It's possible to play a patch live, just like you might play an instrument live on stage. While something is running in the patch, you can click on GUI objects, though using the mouse is fairly impractical if you want be precise with respect to time. For this reason, there are Human Interface Devices (HIDs), interfaces between man and machine. The mouse and keyboard are technically HIDs, but there are also many others, some of which are specially designed for use in music, for example to control a Pd patch.
If you click in a number box, you can enter a value with the keyboard. You could also use the keyboard to transmit other information directly:
The keys are numbered (with some exceptions, the F1 and F12 keys, for example). "key" registers that a key has been pressed, "keyup" that it has been released. Each time, the key's number is sent. "keyname" shows a key's normal name.

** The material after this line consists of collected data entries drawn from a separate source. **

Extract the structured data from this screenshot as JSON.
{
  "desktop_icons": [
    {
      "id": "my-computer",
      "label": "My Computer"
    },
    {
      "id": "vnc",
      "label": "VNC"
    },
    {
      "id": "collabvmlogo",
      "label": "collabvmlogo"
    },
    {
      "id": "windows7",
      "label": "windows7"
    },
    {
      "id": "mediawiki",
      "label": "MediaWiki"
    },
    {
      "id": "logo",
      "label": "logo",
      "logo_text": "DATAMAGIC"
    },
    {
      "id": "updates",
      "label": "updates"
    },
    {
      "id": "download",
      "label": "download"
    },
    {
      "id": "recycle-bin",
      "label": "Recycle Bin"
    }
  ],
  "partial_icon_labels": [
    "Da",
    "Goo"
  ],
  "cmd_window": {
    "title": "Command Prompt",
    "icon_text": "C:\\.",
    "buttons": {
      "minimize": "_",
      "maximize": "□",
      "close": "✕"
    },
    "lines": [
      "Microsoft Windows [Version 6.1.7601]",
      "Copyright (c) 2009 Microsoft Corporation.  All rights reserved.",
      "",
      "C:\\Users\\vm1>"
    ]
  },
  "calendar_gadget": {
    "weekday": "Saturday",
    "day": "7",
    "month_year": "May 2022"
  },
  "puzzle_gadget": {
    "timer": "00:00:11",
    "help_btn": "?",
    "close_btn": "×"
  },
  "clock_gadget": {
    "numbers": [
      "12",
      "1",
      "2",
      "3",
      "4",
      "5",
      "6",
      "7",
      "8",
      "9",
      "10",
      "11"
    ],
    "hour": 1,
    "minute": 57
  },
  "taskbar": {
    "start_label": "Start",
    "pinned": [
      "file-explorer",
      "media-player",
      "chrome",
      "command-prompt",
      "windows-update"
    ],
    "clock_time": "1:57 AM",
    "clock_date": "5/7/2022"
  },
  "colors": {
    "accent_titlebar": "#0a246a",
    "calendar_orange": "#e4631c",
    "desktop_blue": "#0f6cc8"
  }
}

Using the "MouseState" (case-sensitive!) external from Pd-extended, you can also use data from the mouse:
With "poll" and "unpoll" you can start/stop the display (in my version you have to click "unpoll" first and then "poll" for it to work). This displays absolute x/y-coordinates, delta values, and also whether the left mouse button is held.

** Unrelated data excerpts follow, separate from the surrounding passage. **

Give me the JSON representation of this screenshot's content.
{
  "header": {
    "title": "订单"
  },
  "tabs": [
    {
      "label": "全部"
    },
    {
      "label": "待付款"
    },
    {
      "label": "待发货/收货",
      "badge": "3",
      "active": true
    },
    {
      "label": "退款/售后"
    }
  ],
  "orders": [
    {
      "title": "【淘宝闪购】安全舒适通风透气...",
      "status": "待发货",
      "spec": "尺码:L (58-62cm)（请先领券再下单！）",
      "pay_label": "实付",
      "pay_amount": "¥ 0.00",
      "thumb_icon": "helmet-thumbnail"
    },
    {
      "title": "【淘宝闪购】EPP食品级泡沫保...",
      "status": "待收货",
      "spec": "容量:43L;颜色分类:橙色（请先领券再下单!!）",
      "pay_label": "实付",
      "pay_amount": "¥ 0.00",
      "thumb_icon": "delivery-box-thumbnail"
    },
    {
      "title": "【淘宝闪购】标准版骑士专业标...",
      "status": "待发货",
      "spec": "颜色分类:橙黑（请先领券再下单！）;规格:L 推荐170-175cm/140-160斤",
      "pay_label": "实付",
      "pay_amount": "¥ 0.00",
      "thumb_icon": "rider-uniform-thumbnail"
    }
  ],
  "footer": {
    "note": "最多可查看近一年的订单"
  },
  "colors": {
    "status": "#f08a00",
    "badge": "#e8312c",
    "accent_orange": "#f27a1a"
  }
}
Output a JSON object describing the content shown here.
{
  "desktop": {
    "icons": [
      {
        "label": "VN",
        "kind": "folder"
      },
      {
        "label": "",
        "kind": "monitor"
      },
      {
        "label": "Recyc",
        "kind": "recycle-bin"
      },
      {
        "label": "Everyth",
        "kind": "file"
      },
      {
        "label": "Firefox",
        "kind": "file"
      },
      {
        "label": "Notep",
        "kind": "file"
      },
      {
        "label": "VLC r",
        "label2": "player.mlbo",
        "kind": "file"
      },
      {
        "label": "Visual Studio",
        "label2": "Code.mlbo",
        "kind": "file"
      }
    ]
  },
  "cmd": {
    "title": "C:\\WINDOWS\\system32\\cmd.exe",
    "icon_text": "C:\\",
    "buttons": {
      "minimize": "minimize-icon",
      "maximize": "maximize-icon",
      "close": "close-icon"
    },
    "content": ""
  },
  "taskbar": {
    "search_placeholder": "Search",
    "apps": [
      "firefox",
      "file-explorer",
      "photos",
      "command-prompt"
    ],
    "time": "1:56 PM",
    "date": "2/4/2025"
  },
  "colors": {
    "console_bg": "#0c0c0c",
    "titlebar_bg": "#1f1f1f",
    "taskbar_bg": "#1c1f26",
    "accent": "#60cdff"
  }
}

Normally the coordinates 0/0 appear in the monitor's upper left; with "zero" you can select another point as a reference:
At the beginning of the 80s, large electronic instrument manufacturers established a standard data transfer protocol for use with an array of input devices called Musical Instrument Digital Interface (MIDI). Now there are MIDI keyboards, MIDI mixers, MIDI gloves, etc. In Pd, there are objects for receiving and sending MIDI data. You can send this input to a device or patch where it is converted into sound. However, most computer soundcards contain MIDI sounds as well, so MIDI data can also be converted into sound there.

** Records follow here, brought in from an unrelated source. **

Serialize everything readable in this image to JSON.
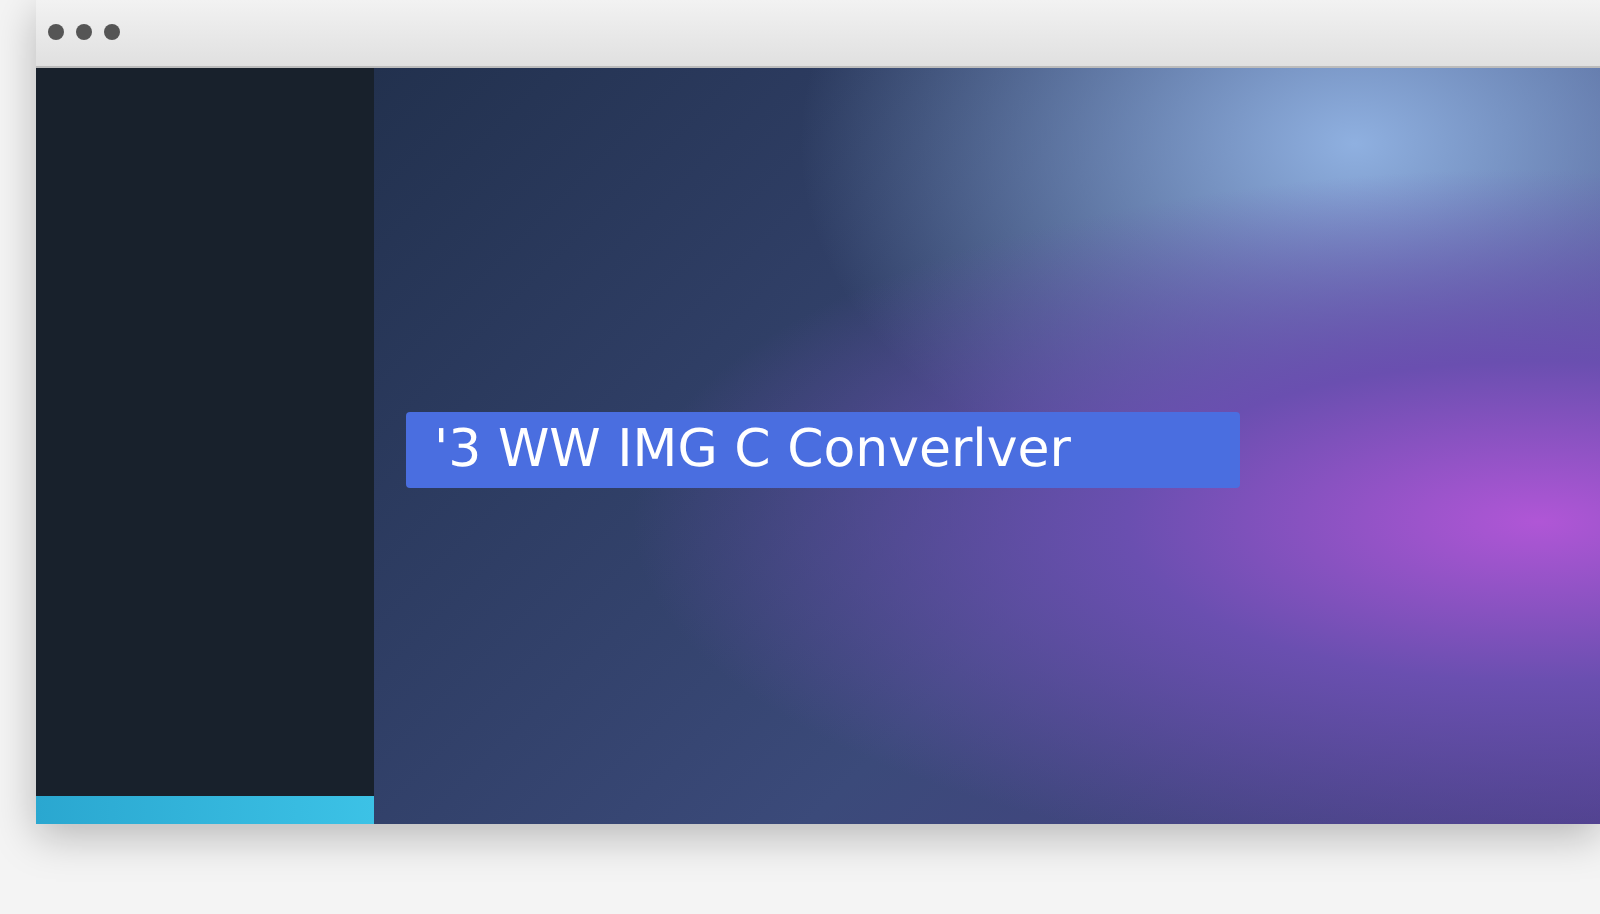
{
  "banner": {
    "text": "'3 WW  IMG C Converlver"
  }
}
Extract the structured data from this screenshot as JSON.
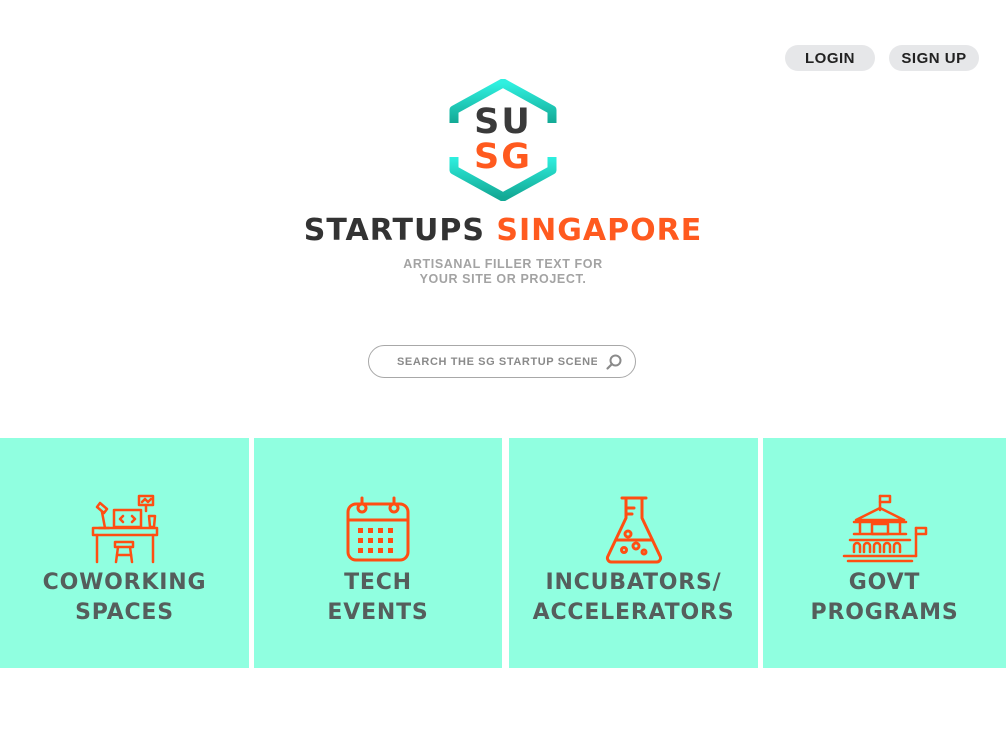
{
  "header": {
    "login_label": "LOGIN",
    "signup_label": "SIGN UP"
  },
  "logo": {
    "line1": "SU",
    "line2": "SG"
  },
  "brand": {
    "title_part1": "STARTUPS",
    "title_part2": "SINGAPORE",
    "tagline_line1": "ARTISANAL FILLER TEXT FOR",
    "tagline_line2": "YOUR SITE OR PROJECT."
  },
  "search": {
    "placeholder": "SEARCH THE SG STARTUP SCENE"
  },
  "categories": [
    {
      "line1": "COWORKING",
      "line2": "SPACES",
      "icon": "desk-icon"
    },
    {
      "line1": "TECH",
      "line2": "EVENTS",
      "icon": "calendar-icon"
    },
    {
      "line1": "INCUBATORS/",
      "line2": "ACCELERATORS",
      "icon": "flask-icon"
    },
    {
      "line1": "GOVT",
      "line2": "PROGRAMS",
      "icon": "government-building-icon"
    }
  ],
  "colors": {
    "accent": "#ff5a1f",
    "tile_bg": "#90ffe0",
    "hex_teal_top": "#27e3d8",
    "hex_teal_bottom": "#18b7a4",
    "dark_text": "#333333"
  }
}
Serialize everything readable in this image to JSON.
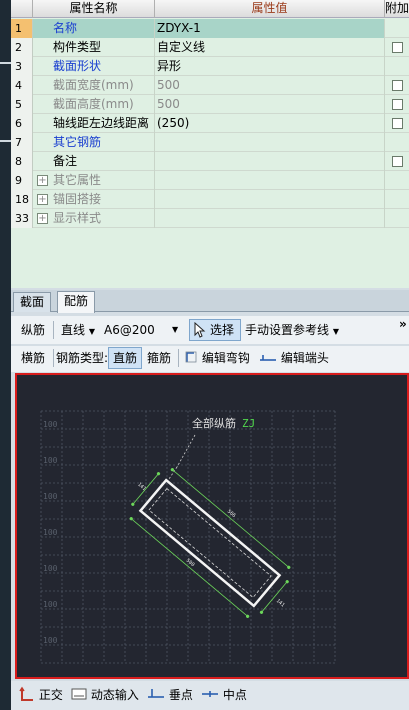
{
  "grid": {
    "header": {
      "name": "属性名称",
      "value": "属性值",
      "add": "附加"
    },
    "rows": [
      {
        "num": "1",
        "name": "名称",
        "value": "ZDYX-1",
        "check": false
      },
      {
        "num": "2",
        "name": "构件类型",
        "value": "自定义线",
        "check": true
      },
      {
        "num": "3",
        "name": "截面形状",
        "value": "异形",
        "check": false
      },
      {
        "num": "4",
        "name": "截面宽度(mm)",
        "value": "500",
        "check": true
      },
      {
        "num": "5",
        "name": "截面高度(mm)",
        "value": "500",
        "check": true
      },
      {
        "num": "6",
        "name": "轴线距左边线距离",
        "value": "(250)",
        "check": true
      },
      {
        "num": "7",
        "name": "其它钢筋",
        "value": "",
        "check": false
      },
      {
        "num": "8",
        "name": "备注",
        "value": "",
        "check": true
      },
      {
        "num": "9",
        "name": "其它属性",
        "value": "",
        "check": false
      },
      {
        "num": "18",
        "name": "锚固搭接",
        "value": "",
        "check": false
      },
      {
        "num": "33",
        "name": "显示样式",
        "value": "",
        "check": false
      }
    ]
  },
  "tabs": {
    "section": "截面",
    "rebar": "配筋"
  },
  "toolbar1": {
    "label_long": "纵筋",
    "line_type": "直线",
    "rebar_spec": "A6@200",
    "select_label": "选择",
    "manual_ref": "手动设置参考线",
    "more": "»"
  },
  "toolbar2": {
    "horizontal": "横筋",
    "type_label": "钢筋类型:",
    "straight": "直筋",
    "stirrup": "箍筋",
    "edit_hook": "编辑弯钩",
    "edit_end": "编辑端头"
  },
  "canvas": {
    "callout": "全部纵筋",
    "callout_tag": "ZJ",
    "axis_label": "100",
    "dim_small": "141",
    "dim_long": "566",
    "dim_inner": "500"
  },
  "bottombar": {
    "ortho": "正交",
    "dynamic": "动态输入",
    "perp": "垂点",
    "mid": "中点"
  },
  "colors": {
    "selected_row": "#a8d4c8",
    "canvas_border": "#d81c1c",
    "canvas_bg": "#232630"
  }
}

MIDI protocol itself doesn't contain any sounds, but comprises commands for controlling the patch or other instruments, e.g., "note-on", "velocity", and "note-off". In addition to these basic commands MIDI uses other more specialized commands that could be used to, say, load other sounds or to modify loaded sounds using control data produced using switches, buttons, or tuning knobs.
Every standard MIDI command (except for system-exclusive data, SysEx for short) carries a channel number in addition to its command ID and command data. The channel number is 4 bits long, which means 24=16 channels can be controlled. Depending on the software, the channels are numbered either 0 to 15 or 1 to 16, though the latter is more common.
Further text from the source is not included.